If passed into law, the bill would require that companies who lost customer data to hackers let customers know within 30 days that their credit or debit cards have been compromised, and establish other rules as well.
For the most part, card-issuing institutions such as banks and credit unions support Carper and Blunt's bill, yet privacy and consumer-rights advocates worry that the proposal as currently written would actually weaken the amount of protection consumers currently have, by overriding stronger state-level consumer-protection laws and by eliminating certain national-level protections currently in place.
Weaker in some ways
Card-issuing institution incur massive costs anytime a major hacking compromises their cards en masse. The Credit Union National Association (CUNA) called the Data Security Act “much-needed legislation” that would “protect the sensitive financial information of American people by establishing a national standard for data security, protection and consumer notification.”
Yet that national standard, at least in some respects, would arguably be weaker than some standards which currently exist. For example: the language of the bill, as written, says that companies do not have to disclose security breaches to their customers if the companies discover that “there is no reasonable risk of identity theft, economic loss, economic harm, or financial fraud.” Currently, companies must notify consumers of data breaches, whether they cause financial harm or not.
Representative Jan Schakowsky (D-Illinois), speaking against the bill, told theWashington Post. “Fifty-one states or territories have some sort of data protection legislation on the books -- 38 would see the data protection breach notification diminished in some way because this is a preemption law.”

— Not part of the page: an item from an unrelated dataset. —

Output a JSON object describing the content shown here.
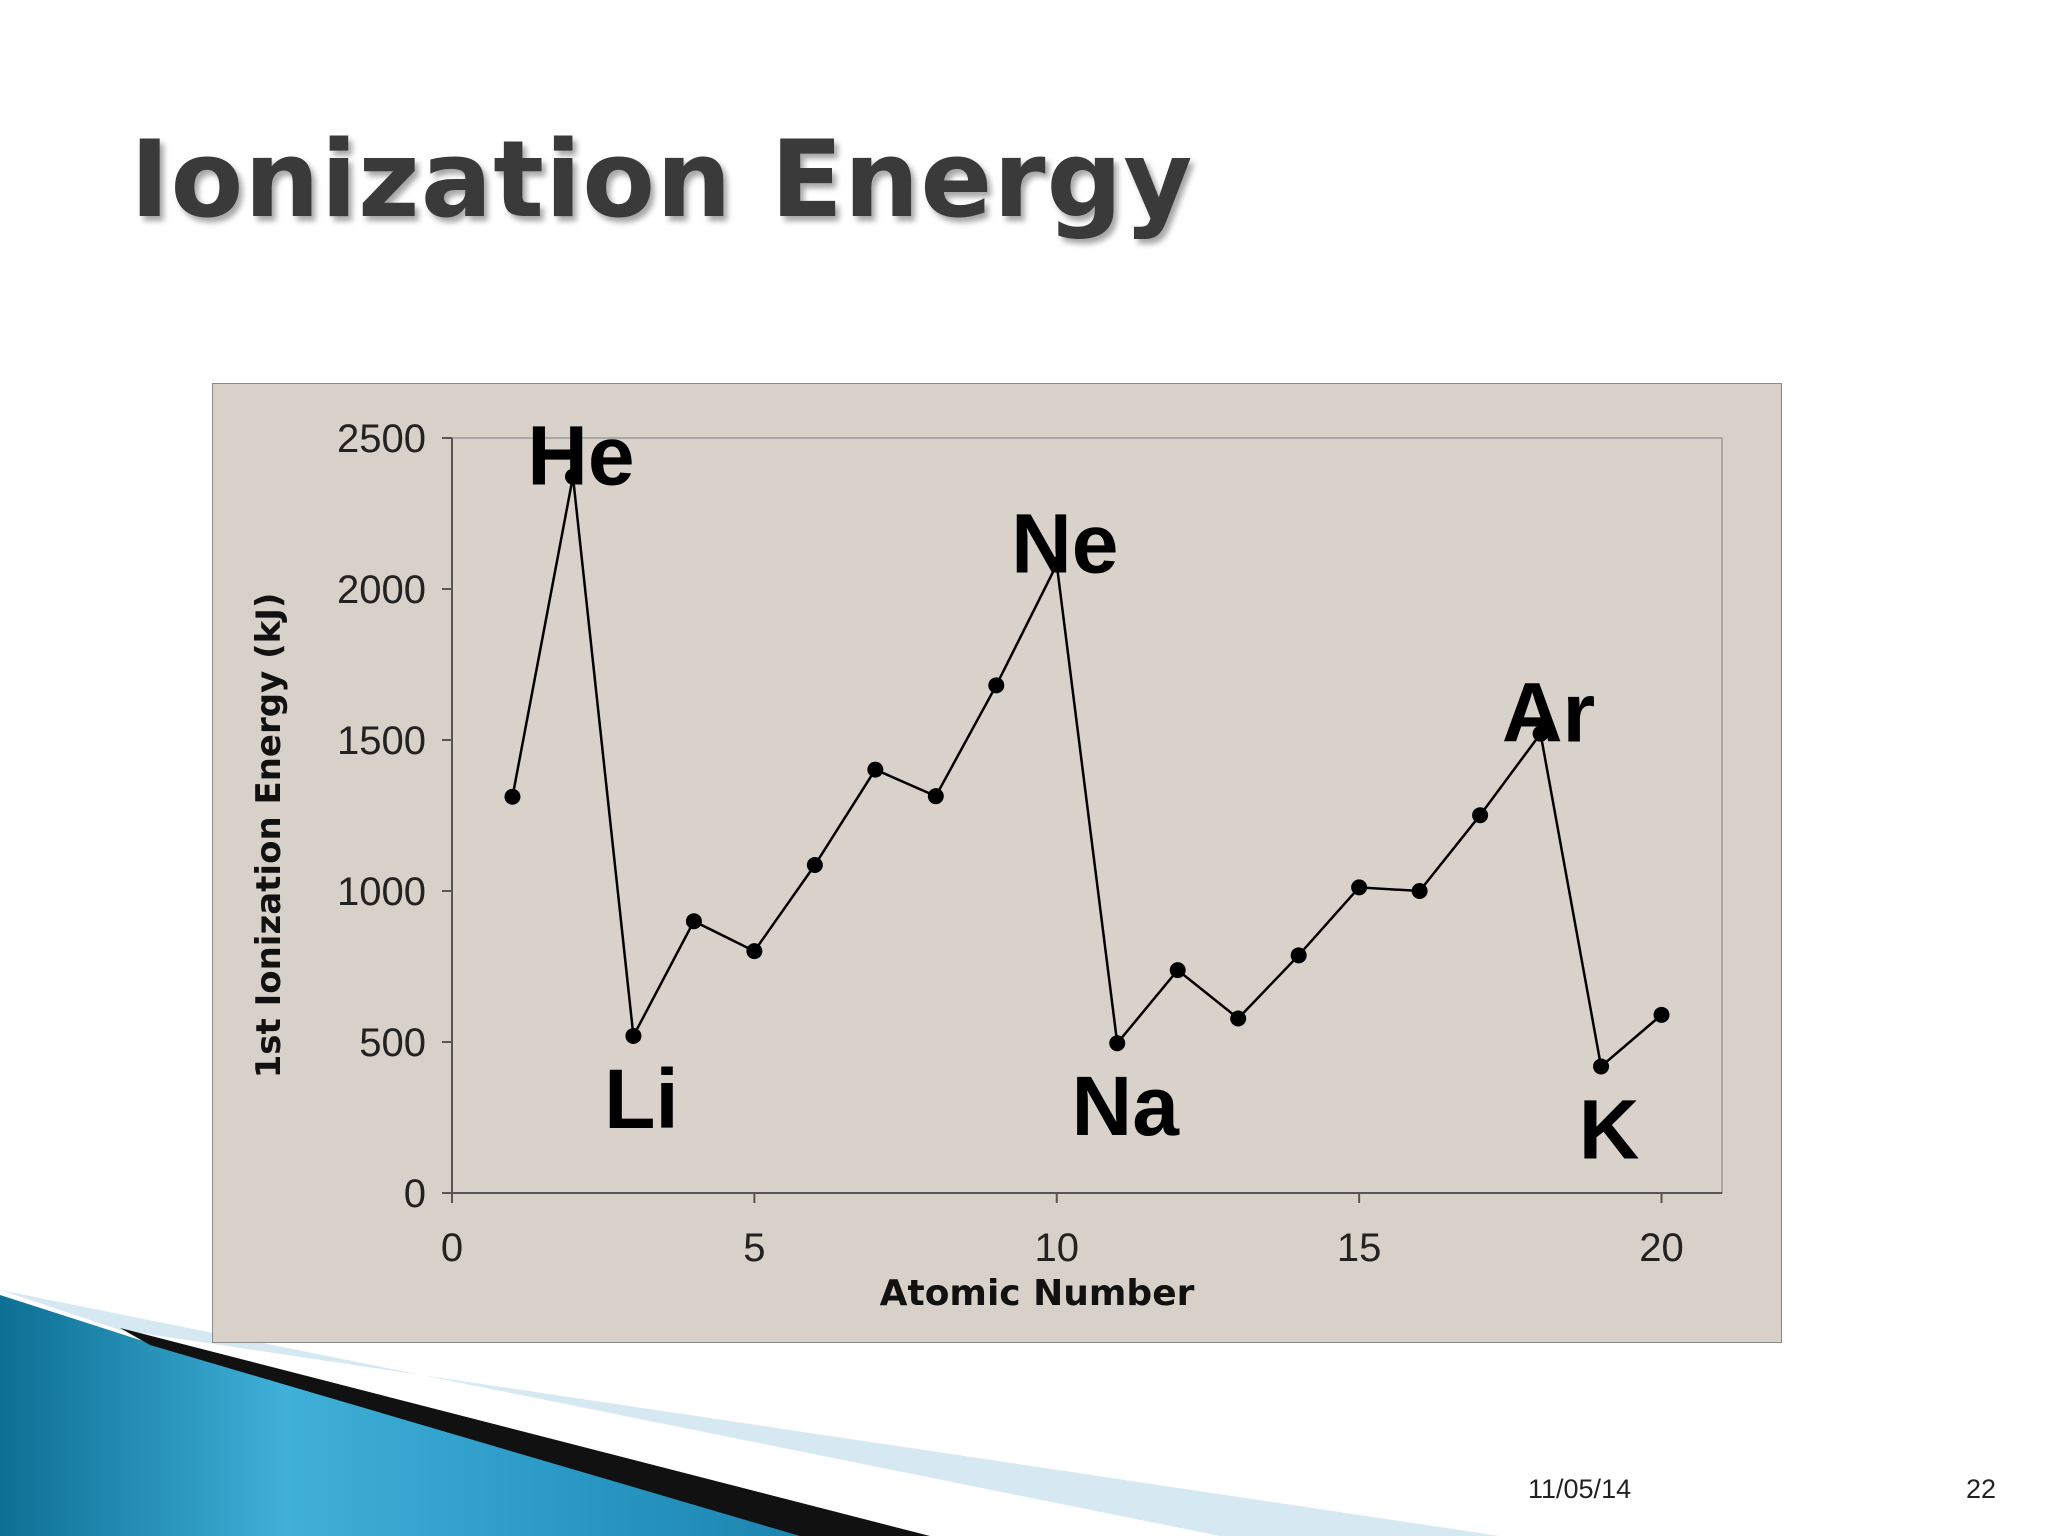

Yet that patchwork of varying state- or territorial-level laws is exactly why the bill's supporters want a single unifying national standard. Rep. Peter Welch (D-Vermont), one of the bill's co-sponsors, said that right now, if a customer in one state is affected when hackers breach security at a company based in another state, it's not certain which state actually has jurisdiction. “I am usually, almost uniformly opposed to preemption — but this is an instance where unless you have a national standard you won't have protection,” he said.
On the other hand, under the current standard, companies in such situations generally adhere to the stronger of the two states' laws, which again hearkens back to the argument that this proposed bill would actually weaken consumer protections.